Cropping a picture is not the same as photoshopping out a person in the middle of a picture. Obviously, a photograph doesn’t show every thing in a room. If it’s cropped to show somewhat less, it’s not making any assertion about what’s left out.
Besides, who has religious objections to seeing Joe Biden’s image?
Well, I was only throwing out a hypothetical on who might. I don’t know where or if he ever went to church, or why someone there might not like him anymore. Maybe it had something to do with him snoring in the pews?

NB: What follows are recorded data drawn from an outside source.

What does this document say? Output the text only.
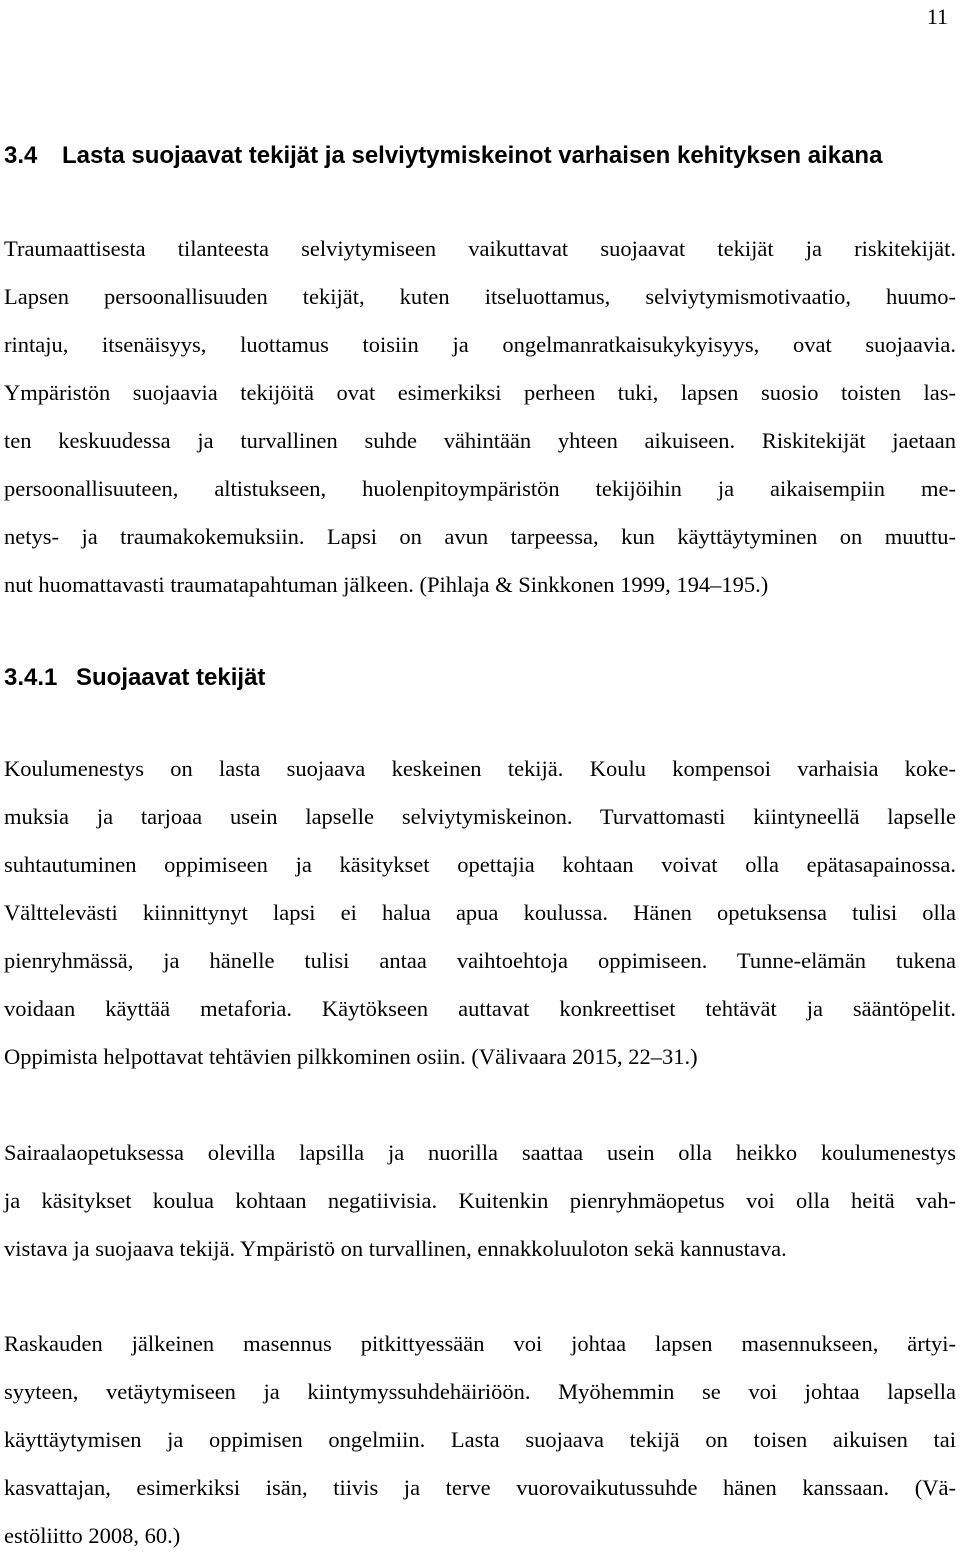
11
3.4 Lasta suojaavat tekijät ja selviytymiskeinot varhaisen kehityksen aikana
Traumaattisesta tilanteesta selviytymiseen vaikuttavat suojaavat tekijät ja riskitekijät.
Lapsen persoonallisuuden tekijät, kuten itseluottamus, selviytymismotivaatio, huumo-
rintaju, itsenäisyys, luottamus toisiin ja ongelmanratkaisukykyisyys, ovat suojaavia.
Ympäristön suojaavia tekijöitä ovat esimerkiksi perheen tuki, lapsen suosio toisten las-
ten keskuudessa ja turvallinen suhde vähintään yhteen aikuiseen. Riskitekijät jaetaan
persoonallisuuteen, altistukseen, huolenpitoympäristön tekijöihin ja aikaisempiin me-
netys- ja traumakokemuksiin. Lapsi on avun tarpeessa, kun käyttäytyminen on muuttu-
nut huomattavasti traumatapahtuman jälkeen. (Pihlaja & Sinkkonen 1999, 194–195.)
3.4.1 Suojaavat tekijät
Koulumenestys on lasta suojaava keskeinen tekijä. Koulu kompensoi varhaisia koke-
muksia ja tarjoaa usein lapselle selviytymiskeinon. Turvattomasti kiintyneellä lapselle
suhtautuminen oppimiseen ja käsitykset opettajia kohtaan voivat olla epätasapainossa.
Välttelevästi kiinnittynyt lapsi ei halua apua koulussa. Hänen opetuksensa tulisi olla
pienryhmässä, ja hänelle tulisi antaa vaihtoehtoja oppimiseen. Tunne-elämän tukena
voidaan käyttää metaforia. Käytökseen auttavat konkreettiset tehtävät ja sääntöpelit.
Oppimista helpottavat tehtävien pilkkominen osiin. (Välivaara 2015, 22–31.)
Sairaalaopetuksessa olevilla lapsilla ja nuorilla saattaa usein olla heikko koulumenestys
ja käsitykset koulua kohtaan negatiivisia. Kuitenkin pienryhmäopetus voi olla heitä vah-
vistava ja suojaava tekijä. Ympäristö on turvallinen, ennakkoluuloton sekä kannustava.
Raskauden jälkeinen masennus pitkittyessään voi johtaa lapsen masennukseen, ärtyi-
syyteen, vetäytymiseen ja kiintymyssuhdehäiriöön. Myöhemmin se voi johtaa lapsella
käyttäytymisen ja oppimisen ongelmiin. Lasta suojaava tekijä on toisen aikuisen tai
kasvattajan, esimerkiksi isän, tiivis ja terve vuorovaikutussuhde hänen kanssaan. (Vä-
estöliitto 2008, 60.)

A cropped image can be unethical if it’s trying to distort the reality of the situation by purposefully cropping an important element out, whether that element is cropped out in-camera or after-the-fact. This is not one of those situations, in my opinion, but I did want to note that the mere act of cropping can certainly be as unethical as Photoshopping out a person.

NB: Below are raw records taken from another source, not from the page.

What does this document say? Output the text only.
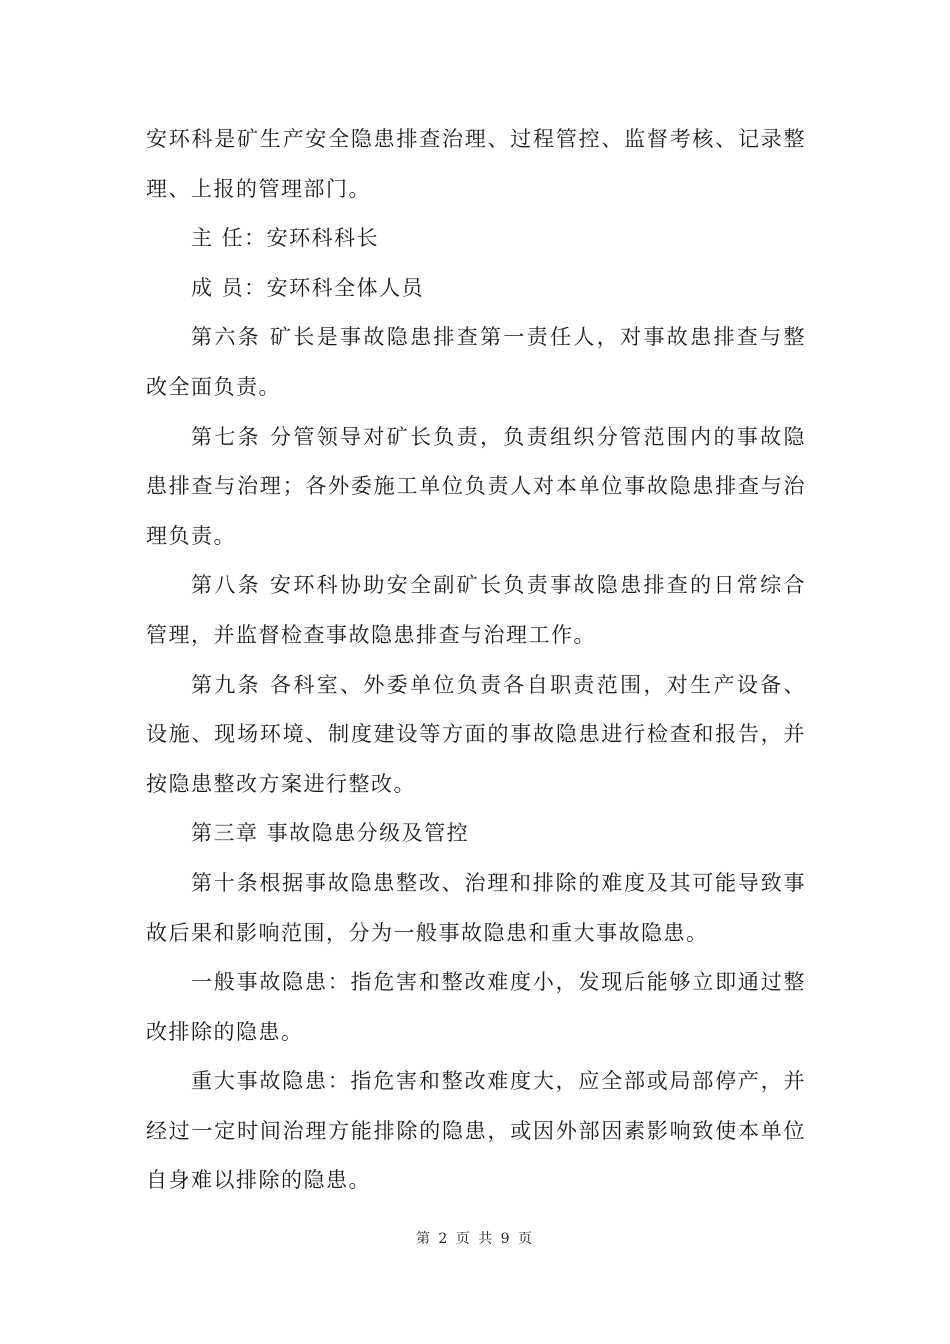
安环科是矿生产安全隐患排查治理、过程管控、监督考核、记录整理、上报的管理部门。

主 任：安环科科长

成 员：安环科全体人员

第六条 矿长是事故隐患排查第一责任人，对事故患排查与整改全面负责。

第七条 分管领导对矿长负责，负责组织分管范围内的事故隐患排查与治理；各外委施工单位负责人对本单位事故隐患排查与治理负责。

第八条 安环科协助安全副矿长负责事故隐患排查的日常综合管理，并监督检查事故隐患排查与治理工作。

第九条 各科室、外委单位负责各自职责范围，对生产设备、设施、现场环境、制度建设等方面的事故隐患进行检查和报告，并按隐患整改方案进行整改。

第三章 事故隐患分级及管控

第十条根据事故隐患整改、治理和排除的难度及其可能导致事故后果和影响范围，分为一般事故隐患和重大事故隐患。

一般事故隐患：指危害和整改难度小，发现后能够立即通过整改排除的隐患。

重大事故隐患：指危害和整改难度大，应全部或局部停产，并经过一定时间治理方能排除的隐患，或因外部因素影响致使本单位自身难以排除的隐患。

第 2 页 共 9 页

Since you’re in contact with him, could you inquire why they went to the effort of photoshopping in empty chairs rather than blurring/pixelating the women or cropping the photo?
These croppings are unethical because they detract from Hillary’s significance. She is an important part of the staff. She is part of the inner circle . Yet she gets erased due to some atavistic religious concept. It diminishes her. If you continually remove women from pictures that show them with power, you eventually think women are not part of the power in government. She is specifically diminished and women in general are too.

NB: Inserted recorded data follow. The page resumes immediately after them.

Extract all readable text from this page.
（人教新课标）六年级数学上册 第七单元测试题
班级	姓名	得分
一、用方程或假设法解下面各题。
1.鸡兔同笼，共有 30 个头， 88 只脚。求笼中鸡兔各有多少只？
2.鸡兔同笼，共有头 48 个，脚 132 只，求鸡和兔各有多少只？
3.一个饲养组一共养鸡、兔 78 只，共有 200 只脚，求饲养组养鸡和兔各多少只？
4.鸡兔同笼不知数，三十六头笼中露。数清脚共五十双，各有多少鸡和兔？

Sorry for being unclear. I was talking about the (facetious) comment about the cropped Biden photo. Hillary wasn’t cropped; she was Photoshopped out. Of course that’s unethical–there’s no question whatsoever on that.
See, there you run the risk of some enterprising young Hasid figuring out how to unblur or reassemble the pixels, gazing upon Hillary, and being overcome with lust.
(In my youth, it was sticking a nail into the underside of the cable box at just the right angle to unscramble the Playboy Channel.)